A study by Northwestern University researchers published in the International Journal of Women’s Dermatology found that a lot of Americans wanted to lighten their skin. Researchers claim skin lightening or whitening is a multibillion-dollar industry with products that can potentially damage the skin. It also advocates a harmful message about beauty and social value.
However, people who use these products rarely understand the health risks while using these over-the-counter chemicals. These products are primarily marketed to women, so the researchers surveyed hundreds of people, the majority of whom were black women.
Colourism Fuels Women To Use Skin Lightening Products
Many respondents admitted to using skin-lightening products, and a portion of them shared that they weren’t aware of the harmful ingredients like hydroquinone in the products. This chemical can potentially cause rashes, swelling, discoloration, etc.

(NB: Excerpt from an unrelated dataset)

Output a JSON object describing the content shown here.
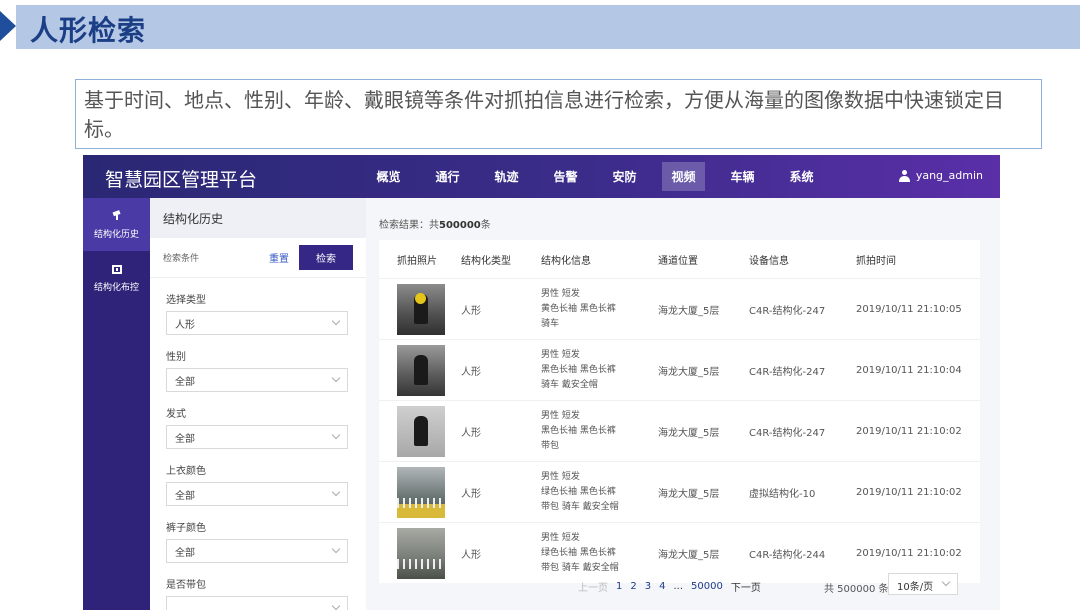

The lead author, Dr. Roopal Kunda, founder and director of the Northwestern Medicine Centre for Ethnic Skin and Hair, said that mostly skin lightening was used to treat medical dermatological disease or post-inflammatory hyperpigmentation. She also noted that sometimes it was used to lighten the skin due to the social beauty standards for light and dark skin.
She explained they researched to understand why people might use these products and found that it keeps coming back to lighter skin being considered more aesthetic or something of value in certain communities. She also pointed out that this thought was generations in the making.
Respondents to the study who used skin-lightening products revealed that they had experienced colourism in their lives. Colourism is a system of inequality in which lighter skin on non-white people are perceived as more beautiful, socially accepted, and bestows many privileges that are most often denied to those with darker skin.
The Northwestern study also highlighted the health inequality faced by non-white, dark-skinned people. The study discovered that respondents who used skin-lightening products were likely to believe- lighter skin is more beautiful. It increased people's self-esteem and their chances of finding love.
Colour Bias In India
While colourism is a persistent issue among non-white, dark-skinned people in America, colour discrimination is a worrying issue that spreads across the globe. Although the natural skin tone in India leans more to the darker side, there’s notable pressure in society, especially on women, to adhere to unrealistic beauty standards. There is an ingrained pressure for a person to have a lighter skin tone in India, and this starts in the womb. Pregnant mothers are asked to consume food items like saffron so that the baby is born with a lighter skin tone. As soon as the baby is born, a lot of people try to lighten the baby’s skin tone through various home remedies and such.
While the pressure is slightly lesser for men, light-skinned women are always considered more desirable in all aspects of life. It forces women to feel inferior and end up using skin-lightening products, without paying heed to the detrimental side effects. Right from portraying a fair-skinned figure as beautiful and a dark-skinned figure as ugly, colourism starts at the primary level in schools. It’s high time we get rid of this deeply embedded belief and start valuing people for who they are, not based on their skin tone.